いつもarigatobankアプリで様々な企画へ支援をくださり、ありがとうございます。今回は、支援先の1つである認定NPO法人ブリッジフォースマイル主催の「親ありき日本をこえるスピーチイベント コエール2023」を取材しました。イベントでは、親を頼れずに社会からも守られなかった過去を持つ当事者が登壇し、自らの経験を共有しました。何が語られたのか?スピーチの一部を抜粋して、お届けいたします。

「いきなりですが、皆さんは”居所不明児童”って知っていますか?」

―― ”居所不明児童”とは、住民票の登録はあるが、行政/福祉サービス・義務教育などの記録がなく、自治体が安否を把握できない子どものこと。1人目の登壇者は、現在はトレーナーとして活躍するスポーツマンのCさん。”居所不明児童”だったというCさんは、小学校2年から学校に通えない時期を経て、小学校5年のときに児童養護施設へ入所します。なぜそうなったのか・何が問題なのか?が語られました。

「僕の両親はよく喧嘩をしていて、父は気性が荒く僕や母に暴力を振るったり、母も僕に対して暴力的でした。ある日、離婚することとなり、僕は父と暮らすこととなりました。父の仕事は中々続かず、お金も無くなり、家を追い出され、車上生活になりました。学校も行けない、車上生活で転々と場所を変えていたため、まわりに相談する選択肢もなく、そもそも父は絶対的な存在。逆らうことができない、まわりに助けてなんて言えない。ただただ飢え死にしないように考えているだけでした。」

―― そんな車上生活も3年目のある日、お父様が突然倒れ、保護されたCさん。

「倒れた一年後に、父は亡くなりました。たった一人の家族。大好きな父ちゃんでした。でも、あの日があったからこそ、社会は僕を見つけてくれました。たった3年間と思われるかもしれませんが、10歳の僕にとっては辛くて孤独な3年間でした。僕の場合は、父が倒れたことによって発見されましたが、他のケースでは事件化したり、勇気を振り絞って逃げ出したり、偶然に発見されることも多いです。」

―― 6割が虐待を受けていたデータ*もあるなど、居所不明児童には保護後も多くの影響が残るため早期発見・介入が重要です。国の対策も強化されつつある一方で、Cさんが思う問題点とは。

「そもそも、法的に整備・強化されても居所不明児童の存在を知らないひとが多くいる限りこの問題は解決されません。法の限界があるからこそ、早めにまわりの大人が介入することこそが、1番の解決策ではないでしょうか。居所不明児童とは単に親の問題だけではありません。全てのまわりの大人がSOSを出せない子どもの存在を見てみぬふりをしてきた結果だと思います。まず居所不明児童の存在を知ってください。そして次にまわりの子どもたちに目を向けてください。少しでも気になったら声をかけてあげてください、そして不自然だと思ったらすぐに通報してください。ぜひこの問題をみんなで解決していきましょう。」

「差し伸べる手を持った社会へ」

―― 2人目の登壇者は、看護師として働きながらミスコンに挑戦するなど自ら人前に出て虐待のない社会をめざして活動するSさん。彼女は、母のパートナーから「しつけ」という名の暴力を受け、小学校4年から中学校1年まで児童養護施設で暮らしました。

「私は母子家庭で育ちました。
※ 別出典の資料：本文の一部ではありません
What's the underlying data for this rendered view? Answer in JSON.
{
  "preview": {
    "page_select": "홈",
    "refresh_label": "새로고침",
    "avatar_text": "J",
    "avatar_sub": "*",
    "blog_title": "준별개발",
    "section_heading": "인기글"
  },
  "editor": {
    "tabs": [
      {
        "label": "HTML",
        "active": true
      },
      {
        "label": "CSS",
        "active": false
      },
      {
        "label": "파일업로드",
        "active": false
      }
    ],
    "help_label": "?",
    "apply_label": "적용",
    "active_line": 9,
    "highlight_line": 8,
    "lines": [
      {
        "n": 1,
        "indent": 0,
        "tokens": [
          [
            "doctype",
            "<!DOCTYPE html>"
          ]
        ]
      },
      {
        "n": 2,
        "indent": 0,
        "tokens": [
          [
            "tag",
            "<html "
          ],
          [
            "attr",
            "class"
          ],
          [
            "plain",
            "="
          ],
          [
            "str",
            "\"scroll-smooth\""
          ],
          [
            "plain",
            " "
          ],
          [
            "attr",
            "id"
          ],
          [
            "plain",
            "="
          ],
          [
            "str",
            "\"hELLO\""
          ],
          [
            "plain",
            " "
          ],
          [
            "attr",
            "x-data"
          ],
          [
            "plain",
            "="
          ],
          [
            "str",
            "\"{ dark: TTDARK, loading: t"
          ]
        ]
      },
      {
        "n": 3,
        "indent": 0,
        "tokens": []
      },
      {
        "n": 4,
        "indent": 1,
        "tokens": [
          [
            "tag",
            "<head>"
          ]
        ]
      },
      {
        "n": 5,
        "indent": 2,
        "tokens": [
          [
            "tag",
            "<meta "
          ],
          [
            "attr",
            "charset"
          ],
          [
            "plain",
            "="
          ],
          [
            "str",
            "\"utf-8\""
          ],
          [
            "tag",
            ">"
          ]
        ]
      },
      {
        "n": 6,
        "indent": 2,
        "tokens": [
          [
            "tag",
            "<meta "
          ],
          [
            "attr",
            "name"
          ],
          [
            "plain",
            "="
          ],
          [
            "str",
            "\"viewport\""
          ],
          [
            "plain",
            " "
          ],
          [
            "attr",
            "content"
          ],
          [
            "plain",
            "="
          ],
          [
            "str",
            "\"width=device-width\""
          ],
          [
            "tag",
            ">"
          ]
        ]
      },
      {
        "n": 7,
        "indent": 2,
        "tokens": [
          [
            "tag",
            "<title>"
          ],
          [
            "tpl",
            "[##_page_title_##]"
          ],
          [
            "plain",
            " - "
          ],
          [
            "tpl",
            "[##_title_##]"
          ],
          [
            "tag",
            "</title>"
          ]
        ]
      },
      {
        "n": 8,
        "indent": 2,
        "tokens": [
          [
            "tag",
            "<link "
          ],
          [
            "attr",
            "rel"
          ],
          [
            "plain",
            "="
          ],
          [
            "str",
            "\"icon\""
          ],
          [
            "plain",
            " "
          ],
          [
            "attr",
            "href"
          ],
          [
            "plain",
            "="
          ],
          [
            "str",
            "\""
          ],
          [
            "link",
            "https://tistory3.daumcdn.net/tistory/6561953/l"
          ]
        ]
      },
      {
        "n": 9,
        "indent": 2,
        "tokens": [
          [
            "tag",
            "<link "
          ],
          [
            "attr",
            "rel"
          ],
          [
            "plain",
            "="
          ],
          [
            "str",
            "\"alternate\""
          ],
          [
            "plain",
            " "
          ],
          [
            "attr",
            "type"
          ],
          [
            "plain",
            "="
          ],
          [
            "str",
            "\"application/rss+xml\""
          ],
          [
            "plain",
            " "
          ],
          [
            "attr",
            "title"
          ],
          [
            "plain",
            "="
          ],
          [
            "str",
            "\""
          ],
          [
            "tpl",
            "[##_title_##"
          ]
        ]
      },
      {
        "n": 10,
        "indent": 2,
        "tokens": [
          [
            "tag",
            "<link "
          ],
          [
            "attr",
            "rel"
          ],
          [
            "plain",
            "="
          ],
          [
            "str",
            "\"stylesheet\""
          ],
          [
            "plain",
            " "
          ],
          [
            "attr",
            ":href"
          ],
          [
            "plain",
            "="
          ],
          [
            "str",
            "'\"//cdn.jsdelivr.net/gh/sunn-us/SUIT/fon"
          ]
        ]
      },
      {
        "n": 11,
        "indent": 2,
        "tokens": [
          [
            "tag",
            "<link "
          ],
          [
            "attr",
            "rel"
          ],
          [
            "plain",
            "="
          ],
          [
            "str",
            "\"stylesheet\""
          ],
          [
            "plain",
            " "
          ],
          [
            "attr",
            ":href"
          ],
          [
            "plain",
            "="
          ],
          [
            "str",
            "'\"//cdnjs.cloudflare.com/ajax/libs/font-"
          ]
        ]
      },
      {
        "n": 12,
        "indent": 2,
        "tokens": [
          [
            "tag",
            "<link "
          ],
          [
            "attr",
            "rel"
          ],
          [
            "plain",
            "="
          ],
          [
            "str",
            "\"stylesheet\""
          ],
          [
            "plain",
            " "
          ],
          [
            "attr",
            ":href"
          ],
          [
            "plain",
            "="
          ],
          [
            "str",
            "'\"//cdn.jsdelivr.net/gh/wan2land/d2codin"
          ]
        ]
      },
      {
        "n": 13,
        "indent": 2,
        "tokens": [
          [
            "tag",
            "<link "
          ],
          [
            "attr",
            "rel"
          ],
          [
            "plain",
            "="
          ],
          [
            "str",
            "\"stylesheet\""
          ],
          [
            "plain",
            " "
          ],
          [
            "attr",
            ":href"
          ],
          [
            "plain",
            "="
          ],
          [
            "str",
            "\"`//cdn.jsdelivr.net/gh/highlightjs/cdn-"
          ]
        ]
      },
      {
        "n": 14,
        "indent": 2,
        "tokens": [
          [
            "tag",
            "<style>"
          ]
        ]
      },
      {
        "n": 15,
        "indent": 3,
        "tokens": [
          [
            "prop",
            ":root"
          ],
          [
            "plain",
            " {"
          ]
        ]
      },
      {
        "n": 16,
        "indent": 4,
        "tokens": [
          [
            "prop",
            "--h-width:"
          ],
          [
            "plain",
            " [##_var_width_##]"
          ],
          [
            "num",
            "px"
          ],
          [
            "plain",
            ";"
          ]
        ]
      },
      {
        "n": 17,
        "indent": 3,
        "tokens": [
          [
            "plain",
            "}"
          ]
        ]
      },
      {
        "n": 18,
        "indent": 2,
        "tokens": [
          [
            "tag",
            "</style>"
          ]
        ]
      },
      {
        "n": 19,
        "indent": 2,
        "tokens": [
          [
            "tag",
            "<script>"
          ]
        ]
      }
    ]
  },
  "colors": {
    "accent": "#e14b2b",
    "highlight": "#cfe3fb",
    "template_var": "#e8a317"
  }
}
小さいころ、私は母と兄と当時母がお付き合いしていた彼と4人で暮らしていました。けど経済的に苦しい状況でした。母は朝から晩までアルバイトを掛け持ちしながら必死に働いていました。だからよく、彼が私達の面倒をみてくれていましたがしつけという暴力を受けていました。いつも殴られていたのは母がいないときです。」

―― 母に心配をかけないよう、暴力のことは誰にも言わなかったという。ストレスから学校で問題行動を起こしたり、兄と家出を繰り返したりした。そして警察に何度も保護され、児童相談所にてSさんの児童養護施設への入所判断が行われた。

「当時担当してくれた相談員さんにどうしたいのか?と聞かれたので『母と兄と3人で暮らしたい。母が彼と別れてくれるなら家へ帰る』この思いをはっきりと伝えました。母からの返事は『別れられない』でした。そのため、10歳で児童養護施設へ入ることを決めました。きっと母は私を選んでくれる、そう思っていたので正直裏切られた気分でした。施設に入り、いつここから出られるか分からない。これからどうなるのかすら分からないそんな真っ暗な暗闇を3年ちょっと過ごしました。」

―― なぜ虐待をうけることになったのか、どこに問題があったのか。

「子どものことを見きれなかった母が悪かったのでしょうか?私は違うと思います。シングルマザーに対する支援が充分でない社会に問題があると思います。母は稼ぐために子どもを見てくれる場所が必要でした。そのため当時お付き合いしていた彼の存在はきっと当時の母にとっては大きかったのだと思います。『子育ては自己責任。育てられへんのやったら、産まんかったらいい。』その一言で、助けを求めている人のSOSを奪っているのに、気がついていますか。」

―― 全国に約135万人いる”ひとり親”、中でも母子家庭世帯の平均年収(約240万円)は父子家庭の半分にも満たず、養育費の受け取り率も約28%と低い数値に留まる*。経済的に苦しい家庭への公的支援は急務だが、他に何があれば状況を変えられるのか?

「多くのシングルマザーが働いています。なかにはシングルマザーを隠して働くママもいます。そんなママにとって、人と関わり関係をつくれる場所が職場だからです。一人で抱え込んでいるママに対して、気付ける場所でもあります。相談しやすい環境、話しかけやすい環境からつくっていきませんか。ママにとって気にかけてくれる人が近くにいるだけで救われます。そんなあなたの優しい心が巡り巡って、家で待っている子どもに届きます。私の経験のように、暴力を受ける子どもが減るきっかけになることもあります。」

イベント主催 / 支援先団体

NPO法人ブリッジフォースマイル
虐待などで親を頼れず児童養護施設や里親家庭などで暮らしている、また生活経験のある子どもたちが、笑顔で暮らせる社会を目指して、2004年から活動しています。18歳でひとり社会に巣立つ時に直面する壁を乗り越え、未来に向かう勇気を持てるように、一人暮らしの準備やキャリア形成のためのセミナー、居場所や住まいの提供、伴走支援、就労・転職サポートなど、子どもたちの自立のためにさまざまな支援を行っています。